El General George Patton dijo una vez: “Me encanta el olor del campo de batalla”. La razón por la que podía decirlo era porque tenía la habilidad tanto de verlo como de darle sentido intuitivamente. Toda una vida dedicada al estudio de la guerra y las muchas experiencias en el campo de batalla le dieron este olfato.
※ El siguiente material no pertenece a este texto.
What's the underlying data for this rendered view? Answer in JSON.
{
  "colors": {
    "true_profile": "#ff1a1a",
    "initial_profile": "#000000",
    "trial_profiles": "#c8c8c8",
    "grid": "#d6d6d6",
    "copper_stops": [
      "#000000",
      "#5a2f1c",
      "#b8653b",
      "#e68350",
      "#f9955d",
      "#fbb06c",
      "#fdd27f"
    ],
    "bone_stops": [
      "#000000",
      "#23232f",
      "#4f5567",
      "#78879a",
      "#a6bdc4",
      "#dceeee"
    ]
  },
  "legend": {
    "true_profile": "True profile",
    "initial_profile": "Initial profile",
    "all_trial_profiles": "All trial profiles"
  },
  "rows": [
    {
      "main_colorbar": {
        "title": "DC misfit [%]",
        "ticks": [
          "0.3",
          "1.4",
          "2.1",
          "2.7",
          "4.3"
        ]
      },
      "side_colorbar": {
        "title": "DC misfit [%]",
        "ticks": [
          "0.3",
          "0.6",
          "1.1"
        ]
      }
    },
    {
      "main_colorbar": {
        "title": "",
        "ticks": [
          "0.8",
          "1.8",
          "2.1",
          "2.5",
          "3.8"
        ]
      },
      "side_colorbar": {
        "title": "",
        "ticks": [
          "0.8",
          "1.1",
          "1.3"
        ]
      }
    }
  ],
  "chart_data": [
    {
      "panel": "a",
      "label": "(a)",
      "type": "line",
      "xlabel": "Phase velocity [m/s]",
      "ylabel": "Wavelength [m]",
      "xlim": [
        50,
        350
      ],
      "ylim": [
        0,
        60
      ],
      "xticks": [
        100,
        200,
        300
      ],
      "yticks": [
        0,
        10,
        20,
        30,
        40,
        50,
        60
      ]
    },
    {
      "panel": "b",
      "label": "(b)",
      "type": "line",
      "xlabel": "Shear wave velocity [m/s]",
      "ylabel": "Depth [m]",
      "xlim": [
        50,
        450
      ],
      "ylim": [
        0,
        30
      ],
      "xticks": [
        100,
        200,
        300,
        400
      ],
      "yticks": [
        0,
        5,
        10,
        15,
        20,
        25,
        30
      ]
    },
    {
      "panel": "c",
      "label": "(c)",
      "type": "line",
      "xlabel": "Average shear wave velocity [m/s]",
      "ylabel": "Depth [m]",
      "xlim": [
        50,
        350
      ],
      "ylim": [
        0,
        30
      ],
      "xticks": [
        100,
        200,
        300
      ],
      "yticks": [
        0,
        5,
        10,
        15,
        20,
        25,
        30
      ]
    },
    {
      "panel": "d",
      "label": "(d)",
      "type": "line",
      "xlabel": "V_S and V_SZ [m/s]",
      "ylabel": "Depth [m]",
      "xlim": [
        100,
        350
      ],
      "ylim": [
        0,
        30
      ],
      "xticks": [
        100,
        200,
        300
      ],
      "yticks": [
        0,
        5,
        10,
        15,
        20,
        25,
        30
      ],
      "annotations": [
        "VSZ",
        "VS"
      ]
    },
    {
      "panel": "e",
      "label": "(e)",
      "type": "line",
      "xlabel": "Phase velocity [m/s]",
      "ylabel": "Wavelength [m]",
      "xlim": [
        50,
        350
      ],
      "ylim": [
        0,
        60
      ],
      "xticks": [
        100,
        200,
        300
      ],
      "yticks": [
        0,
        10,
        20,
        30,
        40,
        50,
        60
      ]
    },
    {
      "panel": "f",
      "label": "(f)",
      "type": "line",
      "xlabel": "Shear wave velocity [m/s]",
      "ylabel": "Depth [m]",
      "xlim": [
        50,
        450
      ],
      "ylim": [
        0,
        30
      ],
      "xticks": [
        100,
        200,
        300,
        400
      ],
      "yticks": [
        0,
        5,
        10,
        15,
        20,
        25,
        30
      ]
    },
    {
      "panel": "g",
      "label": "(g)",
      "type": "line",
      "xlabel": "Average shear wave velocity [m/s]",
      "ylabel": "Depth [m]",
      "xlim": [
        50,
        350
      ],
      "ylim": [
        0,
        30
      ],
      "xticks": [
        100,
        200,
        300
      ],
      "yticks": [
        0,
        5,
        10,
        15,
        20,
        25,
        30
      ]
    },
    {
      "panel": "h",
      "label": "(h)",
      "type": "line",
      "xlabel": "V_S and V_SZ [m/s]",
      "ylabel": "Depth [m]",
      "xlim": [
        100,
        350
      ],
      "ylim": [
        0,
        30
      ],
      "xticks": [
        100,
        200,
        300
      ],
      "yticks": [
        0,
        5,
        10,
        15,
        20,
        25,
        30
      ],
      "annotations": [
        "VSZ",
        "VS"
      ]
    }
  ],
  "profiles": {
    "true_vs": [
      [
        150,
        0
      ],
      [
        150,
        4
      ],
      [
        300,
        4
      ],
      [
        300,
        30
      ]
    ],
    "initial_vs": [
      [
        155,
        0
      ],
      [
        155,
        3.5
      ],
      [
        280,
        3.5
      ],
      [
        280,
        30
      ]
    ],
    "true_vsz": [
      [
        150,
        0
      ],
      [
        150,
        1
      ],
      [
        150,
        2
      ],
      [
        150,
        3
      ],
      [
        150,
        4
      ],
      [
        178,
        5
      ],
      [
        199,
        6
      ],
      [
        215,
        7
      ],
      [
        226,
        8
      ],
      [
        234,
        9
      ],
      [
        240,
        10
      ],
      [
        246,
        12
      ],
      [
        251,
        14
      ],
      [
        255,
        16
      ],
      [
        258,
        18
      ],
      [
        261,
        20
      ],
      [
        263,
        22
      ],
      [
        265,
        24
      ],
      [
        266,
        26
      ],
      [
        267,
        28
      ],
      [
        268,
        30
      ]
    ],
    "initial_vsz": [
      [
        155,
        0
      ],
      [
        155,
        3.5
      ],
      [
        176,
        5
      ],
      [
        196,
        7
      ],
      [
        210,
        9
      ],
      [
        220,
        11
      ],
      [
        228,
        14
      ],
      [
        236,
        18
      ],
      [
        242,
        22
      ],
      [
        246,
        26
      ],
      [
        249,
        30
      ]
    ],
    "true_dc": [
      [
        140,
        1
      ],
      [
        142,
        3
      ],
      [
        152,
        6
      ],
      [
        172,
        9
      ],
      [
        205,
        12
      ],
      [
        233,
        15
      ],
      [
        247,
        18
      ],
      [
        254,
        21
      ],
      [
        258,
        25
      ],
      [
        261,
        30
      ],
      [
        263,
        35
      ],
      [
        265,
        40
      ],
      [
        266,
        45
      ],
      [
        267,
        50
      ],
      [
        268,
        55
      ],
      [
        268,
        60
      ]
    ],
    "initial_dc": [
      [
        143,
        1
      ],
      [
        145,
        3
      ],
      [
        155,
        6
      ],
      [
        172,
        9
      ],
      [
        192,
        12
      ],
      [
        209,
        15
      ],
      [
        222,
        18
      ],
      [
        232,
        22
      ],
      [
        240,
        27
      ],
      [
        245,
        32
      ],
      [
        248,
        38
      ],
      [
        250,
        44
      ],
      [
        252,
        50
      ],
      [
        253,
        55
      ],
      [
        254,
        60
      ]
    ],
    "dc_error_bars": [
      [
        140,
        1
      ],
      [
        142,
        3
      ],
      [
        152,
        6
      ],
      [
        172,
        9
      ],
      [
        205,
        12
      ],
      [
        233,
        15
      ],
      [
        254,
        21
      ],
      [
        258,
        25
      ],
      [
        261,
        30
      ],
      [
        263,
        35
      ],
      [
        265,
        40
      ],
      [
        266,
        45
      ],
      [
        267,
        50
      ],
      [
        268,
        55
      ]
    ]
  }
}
Más importante aún, fue guiado por un conjunto de principios cuando había guerra y en los que creía con cada átomo de su ser.

Las dos cosas que usted ve repetidamente expresada en su filosofía de guerra son el énfasis en la planificación y, a la hora de la batalla, “atacar rápido, despiadadamente, viciosamente, sin descanso, aunque usted pueda estar cansado y hambriento, el enemigo lo estará más. Siga golpeando”. Esta era la constitución sencilla y efectiva de Patton, con respecto a la guerra, el fundamento indestructible, su filtro para tomar decisiones.

Su certeza no era tanto ego como fortaleza de sus creencias en su filosofía de guerra. Él sabía que esa era la manera de pelear la batalla, y creyendo como lo hacía, eliminaba las distracciones, los detractores y la duda de su campo de visión. Él era libre en la pelea.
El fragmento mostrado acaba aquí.